New Jersey 09/13/10 nj.com: Health officials have confirmed a sixth case of rabies in Salem County this year. The incident happened on Sept. 6, according to the Salem County Health Department. The infected animal was a raccoon in Salem City that was fighting with a dog. Health department officials said that Animal Control Officer Ned Shimp found the raccoon at the intersection of Chestnut and Carpenter streets in the city. The raccoon was dead, most likely hit by a car or died from injuries received during the fight. The Salem County Health Department sent the raccoon to the state lab to be tested after it was found. The state office recently confirmed that the raccoon was rabid.
New York 09/13/10 patch.com: NorthShoreAlert, the peninsula’s mass communications service, issued an email early Monday afternoon, stating that Nassau County will be laying out rabies packets from now through Oct. 30. According to the alert, packets will be marked as rabies vaccine, though exact locations have not been indicated. “It could be anywhere within our area – no specific
streets are specified, although one would imagine that areas with higher populations of raccoons are more likely to be targeted,” the alert stated. Parents and caregivers are advised to supervise children and pets closely from now up until a week after the distribution period. The county advises pet owners to keep animals indoors or on leashes. And though the packets “are not harmful long-term to pets,” it could cause vomiting, according to the alert. In the event of direct contact with the bait, contact Poison Control Center at 516.542.2323.
Texas 09/13/10 connectamarillo.com: Another case of rabies has been reported that makes 25 for the
Panhandle for the year. Randall County residents need to be especially wary. It is their sixth case of the year, and their 10th since October of 2009. The Department of State Health Services is urging you to get your pets and important livestock vaccinated. While it’s more of an issue in other parts of the state, it is Mexican Free Tail Bat migrating season so if you see any bats, leave them alone.
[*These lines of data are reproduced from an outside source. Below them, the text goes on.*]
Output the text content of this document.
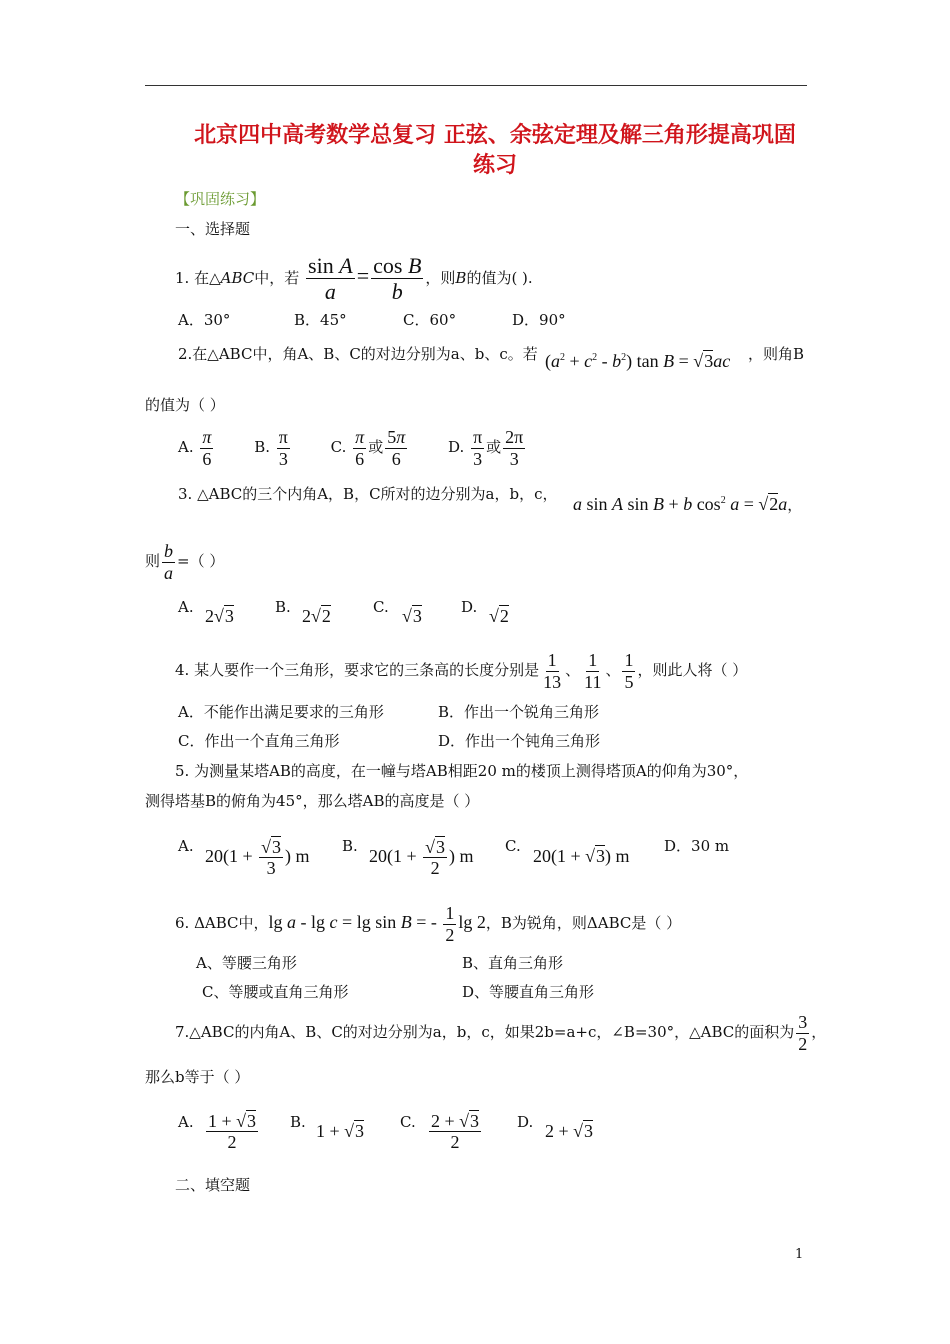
北京四中高考数学总复习 正弦、余弦定理及解三角形提高巩固
练习
【巩固练习】
一、选择题
1. 在△ABC中，若 $\frac{\text{sin A}}{a} = \frac{\text{cos B}}{b}$ ，则B的值为( ).
A．30°	B．45°	C．60°	D．90°
2.在△ABC中，角A、B、C的对边分别为a、b、c。若 $(a^2 + c^2 - b^2)$ tan B = √3ac ，则角B
的值为（ ）
A. $\frac{\pi}{6}$	B. $\frac{\pi}{3}$	C. $\frac{\pi}{6}$ 或 $\frac{5\pi}{6}$	D. $\frac{\pi}{3}$ 或 $\frac{2\pi}{3}$
3. △ABC的三个内角A，B，C所对的边分别为a，b，c， a sin A sin B + b $\cos^2 a = √2a$，
则 $\frac{b}{a}$ =（ ）
A. 2√3	B. 2√2	C. √3	D. √2
4. 某人要作一个三角形，要求它的三条高的长度分别是 $\frac{1}{13}$ 、 $\frac{1}{11}$ 、 $\frac{1}{5}$ ，则此人将（ ）
A．不能作出满足要求的三角形	B．作出一个锐角三角形
C．作出一个直角三角形	D．作出一个钝角三角形
5. 为测量某塔AB的高度，在一幢与塔AB相距20 m的楼顶上测得塔顶A的仰角为30°，
测得塔基B的俯角为45°，那么塔AB的高度是（ ）
A. $20(1 + \frac{√3}{3}$ ) m B. $20(1 + \frac{√3}{2}$ ) m C. 20(1 + √3) m D．30 m
6. ΔABC中，lg a - lg c = lg sin B = - $\frac{1}{2}$ lg 2，B为锐角，则ΔABC是（ ）
A、等腰三角形	B、直角三角形
C、等腰或直角三角形	D、等腰直角三角形
7.△ABC的内角A、B、C的对边分别为a，b，c，如果2b=a+c，∠B=30°，△ABC的面积为 $\frac{3}{2}$ ，
那么b等于（ ）
A. $\frac{1 + √3}{2} B$. 1 + √3 C. $\frac{2 + √3}{2} D$. 2 + √3
二、填空题
1
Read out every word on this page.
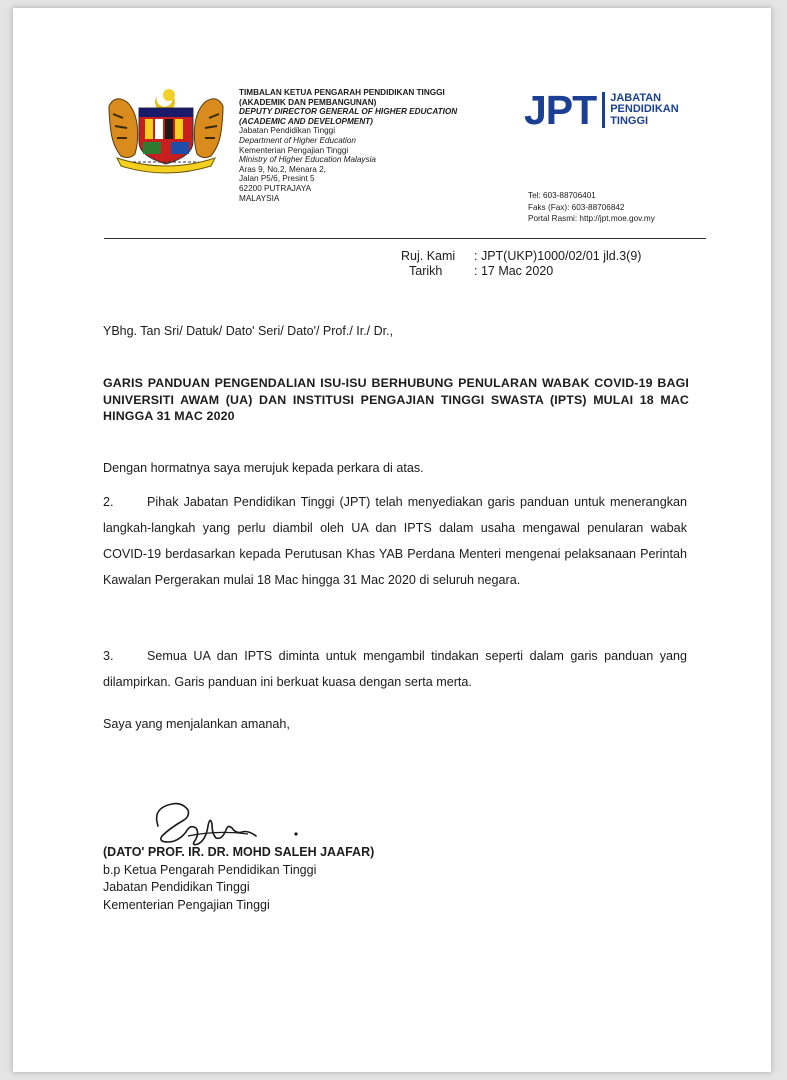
TIMBALAN KETUA PENGARAH PENDIDIKAN TINGGI
(AKADEMIK DAN PEMBANGUNAN)
DEPUTY DIRECTOR GENERAL OF HIGHER EDUCATION
(ACADEMIC AND DEVELOPMENT)
Jabatan Pendidikan Tinggi
Department of Higher Education
Kementerian Pengajian Tinggi
Ministry of Higher Education Malaysia
Aras 9, No.2, Menara 2,
Jalan P5/6, Presint 5
62200 PUTRAJAYA
MALAYSIA
JPT JABATAN
PENDIDIKAN
TINGGI
Tel: 603-88706401
Faks (Fax): 603-88706842
Portal Rasmi: http://jpt.moe.gov.my
Ruj. Kami : JPT(UKP)1000/02/01 jld.3(9)
Tarikh	: 17 Mac 2020
YBhg. Tan Sri/ Datuk/ Dato' Seri/ Dato'/ Prof./ Ir./ Dr.,
GARIS PANDUAN PENGENDALIAN ISU-ISU BERHUBUNG PENULARAN WABAK COVID-19 BAGI UNIVERSITI AWAM (UA) DAN INSTITUSI PENGAJIAN TINGGI SWASTA (IPTS) MULAI 18 MAC HINGGA 31 MAC 2020
Dengan hormatnya saya merujuk kepada perkara di atas.
2.	Pihak Jabatan Pendidikan Tinggi (JPT) telah menyediakan garis panduan untuk menerangkan langkah-langkah yang perlu diambil oleh UA dan IPTS dalam usaha mengawal penularan wabak COVID-19 berdasarkan kepada Perutusan Khas YAB Perdana Menteri mengenai pelaksanaan Perintah Kawalan Pergerakan mulai 18 Mac hingga 31 Mac 2020 di seluruh negara.
3.	Semua UA dan IPTS diminta untuk mengambil tindakan seperti dalam garis panduan yang dilampirkan. Garis panduan ini berkuat kuasa dengan serta merta.
Saya yang menjalankan amanah,
(DATO' PROF. IR. DR. MOHD SALEH JAAFAR)
b.p Ketua Pengarah Pendidikan Tinggi
Jabatan Pendidikan Tinggi
Kementerian Pengajian Tinggi
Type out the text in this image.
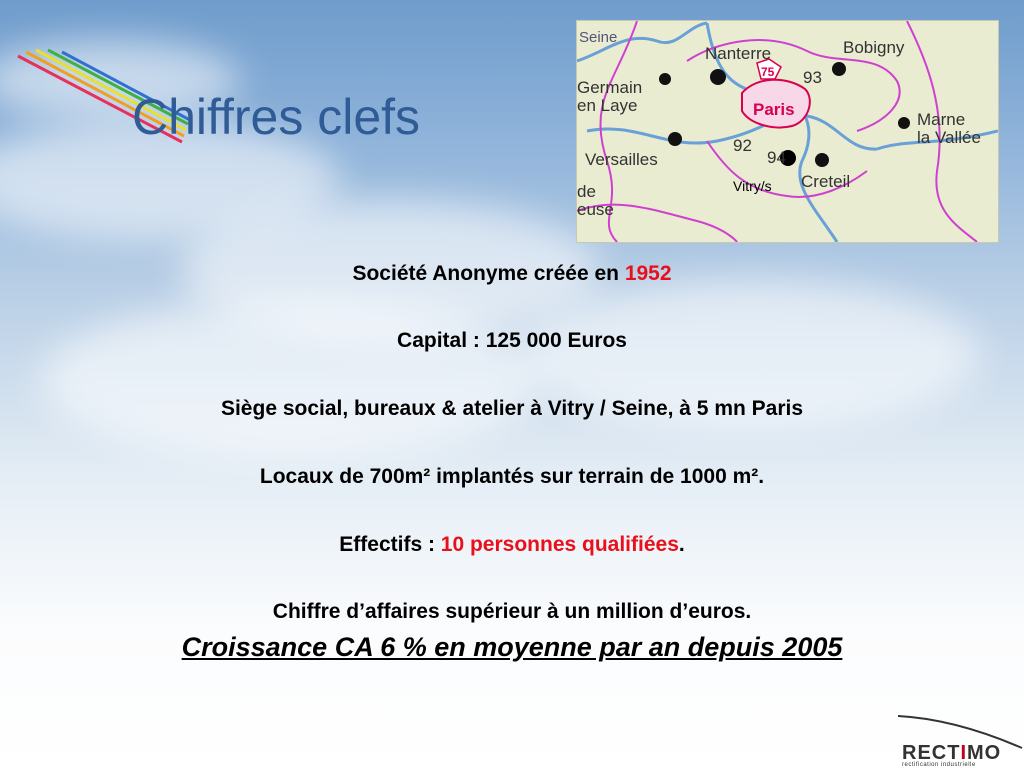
Chiffres clefs
Seine
Nanterre	Bobigny
Germain
en Laye
93
75
Paris
Marne
la Vallée
92
94
Versailles
Creteil
de
euse
Vitry/s
Société Anonyme créée en 1952
Capital : 125 000 Euros
Siège social, bureaux & atelier à Vitry / Seine, à 5 mn Paris
Locaux de 700m² implantés sur terrain de 1000 m².
Effectifs : 10 personnes qualifiées.
Chiffre d’affaires supérieur à un million d’euros.
Croissance CA 6 % en moyenne par an depuis 2005
RECTIMO
rectification industrielle
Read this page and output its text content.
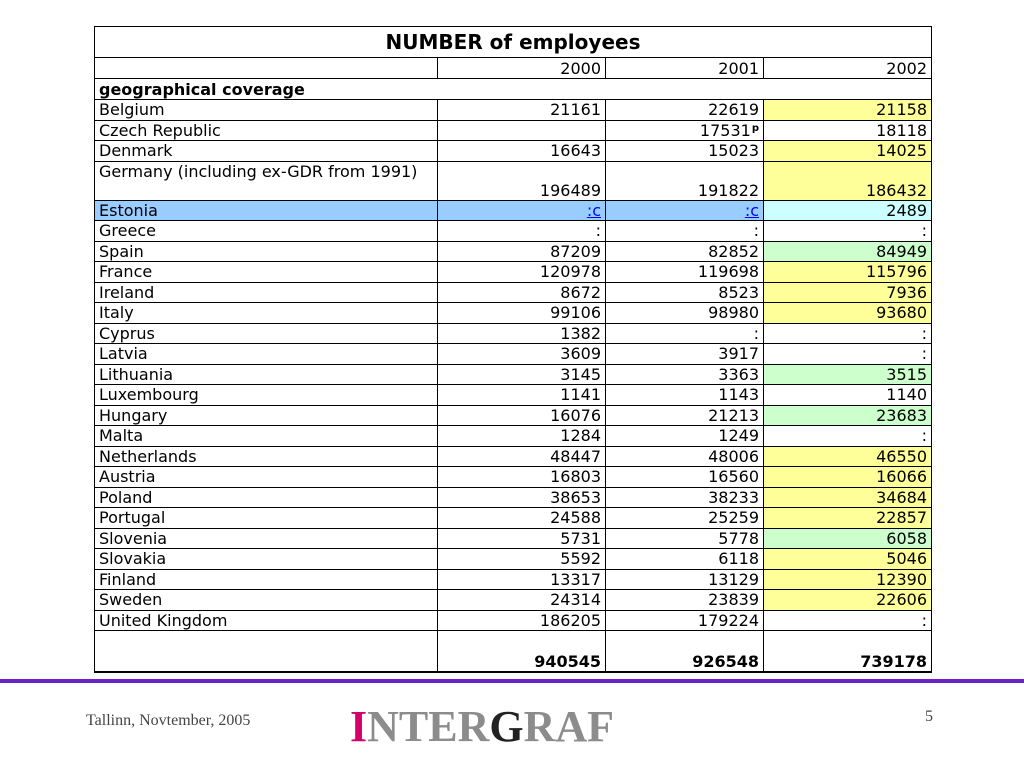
NUMBER of employees			
	2000	2001	2002
geographical coverage			
Belgium	21161	22619	21158
Czech Republic		17531$^p$	18118
Denmark	16643	15023	14025
Germany (including ex-GDR from 1991)	196489	191822	186432
Estonia	:c	:c	2489
Greece	:	:	:
Spain	87209	82852	84949
France	120978	119698	115796
Ireland	8672	8523	7936
Italy	99106	98980	93680
Cyprus	1382	:	:
Latvia	3609	3917	:
Lithuania	3145	3363	3515
Luxembourg	1141	1143	1140
Hungary	16076	21213	23683
Malta	1284	1249	:
Netherlands	48447	48006	46550
Austria	16803	16560	16066
Poland	38653	38233	34684
Portugal	24588	25259	22857
Slovenia	5731	5778	6058
Slovakia	5592	6118	5046
Finland	13317	13129	12390
Sweden	24314	23839	22606
United Kingdom	186205	179224	:
	940545	926548	739178
Tallinn, Novtember, 2005	INTERGRAF	5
Wisconsin 09/13/10 rivertowns.net: St. Croix County Public Health has confirmed that last week a bat tested positive for the rabies virus in St. Croix County. The bat was found in a pet water dish by two young girls at a home on 30th Street, northeast of Houlton. One girl was scratched while playing with the bat and the other it was undetermined if a scratch occurred; both were advised to start the shot series for rabies prophylaxis. Several pets at the residence have also been quarantined due to possible exposure to the bat.